07 March 2025

The Dem establishment and trans liberation

This post lines up the forks in a Bluesky discussion

Reflecting on California governor Gavin Newsom taking a turn against trans liberation over bullshit about trans atheletes, Jamelle Bouie observes:

The thing about chasing what you think is public opinion is that if and when things turn you will have made a bunch of statements and taken a bunch of stances that you’ll have to disavow. probably a better strategy just to say what you actually believe and stand by it. anyway, this guy sucks.

John Rodgers underlines:

Interracial marriage did not cross 50% approval in the US until 1996, when I was 30 years old. Good political messaging drives opinion, it doesn’t follow it.

Newsom understands this better than almost every other major pol. His early, vigorous support for same-sex marriage — breaking with the Democratic Party by having San Francisco issue marriage licenses when he was mayor — bucked the conventional wisdom and moved public opinion practically overnight. It makes him especially culpable for his betrayal.

Sharp-eyed journalist David Forbes replied with sage wisdom:

I think an underrated part of this is the degree to which anti-trans bigotry is an elite phenomenon across political parties. That comes out in everything from the New York Times’ anti-trans crusade to, well, Newsom’s actions here.

The gentry leans conservative (also why Newsom and Kirk can chat like this). Cis gays in marriages? Outside the far-right they can go with that. But trans rights are driven by a working class movement that threatens some core status quos around gender and identity, so they're frantic to crush it.

I asked about reading trans liberation as a “working class” movement, since I tend to take elites as fearing trans liberation as an elite movement resisted by non-elites. Forbes continued:

In U.S. especially, elites always think they’re more salt of the earth than they are. Also: see painting rural gentry as working class.

Trans liberation gets painted otherwise, but overwhelmingly comes from poor / working class. On the ground a lot of “how dare they talk back to me” reaction from liberal pols.

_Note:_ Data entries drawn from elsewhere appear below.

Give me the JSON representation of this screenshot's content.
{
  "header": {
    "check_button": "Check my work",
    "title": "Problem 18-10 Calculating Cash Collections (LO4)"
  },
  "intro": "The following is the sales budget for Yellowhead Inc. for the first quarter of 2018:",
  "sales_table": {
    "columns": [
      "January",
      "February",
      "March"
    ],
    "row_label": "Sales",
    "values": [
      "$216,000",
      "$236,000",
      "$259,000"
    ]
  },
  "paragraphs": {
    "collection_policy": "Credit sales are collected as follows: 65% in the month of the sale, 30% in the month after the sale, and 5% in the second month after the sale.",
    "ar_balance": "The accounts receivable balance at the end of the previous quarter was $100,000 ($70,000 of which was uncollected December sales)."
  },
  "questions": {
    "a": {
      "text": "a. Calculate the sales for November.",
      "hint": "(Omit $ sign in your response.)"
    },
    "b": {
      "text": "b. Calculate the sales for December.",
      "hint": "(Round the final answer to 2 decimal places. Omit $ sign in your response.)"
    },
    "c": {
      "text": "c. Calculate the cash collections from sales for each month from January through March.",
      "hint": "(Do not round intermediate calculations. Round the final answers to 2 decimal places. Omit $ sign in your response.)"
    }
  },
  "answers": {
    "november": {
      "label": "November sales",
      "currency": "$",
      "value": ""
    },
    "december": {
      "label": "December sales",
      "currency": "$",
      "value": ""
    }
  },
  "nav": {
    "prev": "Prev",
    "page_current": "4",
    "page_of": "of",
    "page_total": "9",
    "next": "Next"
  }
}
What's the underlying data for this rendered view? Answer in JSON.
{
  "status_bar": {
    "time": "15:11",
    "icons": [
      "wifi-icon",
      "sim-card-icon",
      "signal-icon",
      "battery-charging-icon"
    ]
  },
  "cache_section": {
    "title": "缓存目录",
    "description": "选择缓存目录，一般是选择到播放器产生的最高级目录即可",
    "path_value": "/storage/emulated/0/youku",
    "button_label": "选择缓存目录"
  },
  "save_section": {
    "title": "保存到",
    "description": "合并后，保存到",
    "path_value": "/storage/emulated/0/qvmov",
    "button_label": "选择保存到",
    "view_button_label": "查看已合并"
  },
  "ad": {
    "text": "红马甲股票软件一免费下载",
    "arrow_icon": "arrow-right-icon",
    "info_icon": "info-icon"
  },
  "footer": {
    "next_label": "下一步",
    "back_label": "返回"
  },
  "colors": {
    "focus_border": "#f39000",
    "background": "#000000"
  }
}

Those elites viewed marriage as the concession (perhaps with some toothless non-discrimination laws too) so after that the “gay rights” box was checked. On the ground I see a fair amount of queerphobia from liberal pols around any continuing activism and about queers outside the elite.

One local pol (wealthy her entire life) exemplifies this. In private, contemptuous of trans organizing as “baristas with weird hair and pronouns” and felt that support for marriage a decade ago and a proclamation for pride each year was “more than enough.” Newsom’s turn ain’t all that surprising.

I suspect that part of the thing with marriage is how the Dem establishment were blindsided by how quickly popular opinion turned once Newsom broke the ice. Since they thought it would never fly, they have to rationalize that it burned up all the political capital. Of course all of that is animated by their own queerphobia which they do not want to admit to themselves.